Thus, the robot may improve its efficiency (e.g., to consider power
consumption efficiency) through learned management techniques
specifically tailored to the tasks performed by the robotic
apparatus.
[0189] FIG. 7 illustrates a computerized system comprising a
controller apparatus of the disclosure, in accordance with one
implementation. The system 700 may comprise a computerized entity
706 configured to communicate with one or more controllers 710
(e.g., 710_1, 710_2). In some implementations, the entity 706 may
comprise a computing cloud entity (e.g., a cloud service, a server,
in a public, private or hybrid network). In one or more
implementations, the entity may comprise a computer server, a
desktop, and/or another computing platform that may be accessible
to a user of the controller 710. In some implementations of the
cloud computing services, one or more controller apparatus 710 may
communicate with the entity 706 in order to access computing
resources (e.g., processing cycles and/or memory) in order to,
e.g., detect features and/or objects in sensory data provided by,
e.g., sensor module 166 of FIG. 1. In some implementations, the
controller apparatus 710 may communicate with the entity 706 in
order to save, load, and/or update, their processing configuration
(e.g., the configuration 612 in FIG. 6). The robotic brain images
may comprise executable code (e.g., binary image files), bytecode,
an array of weights for an artificial neuron network (ANN), and/or
other computer formats. In some implementations, the controller
apparatus 710 may communicate with the entity 706 in order to save,
and/or retrieve learned associations between sensory context and
actions of a robot, e.g., as described in U.S. patent application
Ser. No. 14/244,888, entitled "LEARNING APPARATUS AND METHODS FOR
REMOTE CONTROL OF ROBOTIC DEVICES VIA SPOOFING", filed Apr. 3, 2014
and incorporated herein by reference in its entirety.
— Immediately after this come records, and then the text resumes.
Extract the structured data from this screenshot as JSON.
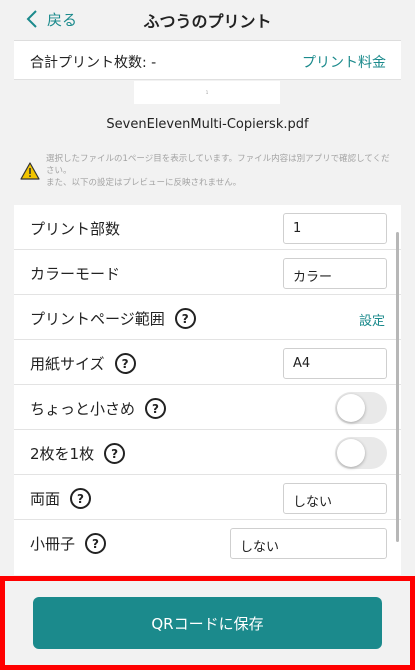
{
  "header": {
    "back_label": "戻る",
    "title": "ふつうのプリント"
  },
  "summary": {
    "count_label": "合計プリント枚数: -",
    "price_link": "プリント料金"
  },
  "preview": {
    "thumb_text": "1",
    "filename": "SevenElevenMulti-Copiersk.pdf",
    "notice": "選択したファイルの1ページ目を表示しています。ファイル内容は別アプリで確認してください。\nまた、以下の設定はプレビューに反映されません。"
  },
  "settings": {
    "copies": {
      "label": "プリント部数",
      "value": "1"
    },
    "color_mode": {
      "label": "カラーモード",
      "value": "カラー"
    },
    "page_range": {
      "label": "プリントページ範囲",
      "action": "設定"
    },
    "paper_size": {
      "label": "用紙サイズ",
      "value": "A4"
    },
    "slightly_smaller": {
      "label": "ちょっと小さめ",
      "enabled": false
    },
    "two_in_one": {
      "label": "2枚を1枚",
      "enabled": false
    },
    "duplex": {
      "label": "両面",
      "value": "しない"
    },
    "booklet": {
      "label": "小冊子",
      "value": "しない"
    },
    "help_glyph": "?"
  },
  "footer": {
    "save_label": "QRコードに保存"
  },
  "colors": {
    "accent": "#1b8a8c",
    "highlight": "#ff0000"
  }
}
[0190] In FIG. 7, one or more controller apparatus (e.g., 710_1)
may connect to the entity 706 via a remote link 714, e.g., WiFi,
and/or cellular data network. In some implementations, one or more
controller apparatus (e.g., 710_2) may connect to the entity 706
via a local computerized interface device 704 using a local link
708. In one or more implementations, the local link 708 may
comprise a network (Ethernet), wireless link (e.g. Wi-Fi,
Bluetooth, infrared, radio), serial bus link (USB, Firewire,)
and/or other. The local computerized interface device 704 may
communicate with the cloud server entity 706 via link 712. In one
or more implementations, links 712 and/or 714 may comprise an
interne connection, and/or other network connection effectuated via
any of the applicable wired and/or wireless technologies (e.g.,
Ethernet, Wi-Fi, LTE, CDMA, GSM, and/other protocols).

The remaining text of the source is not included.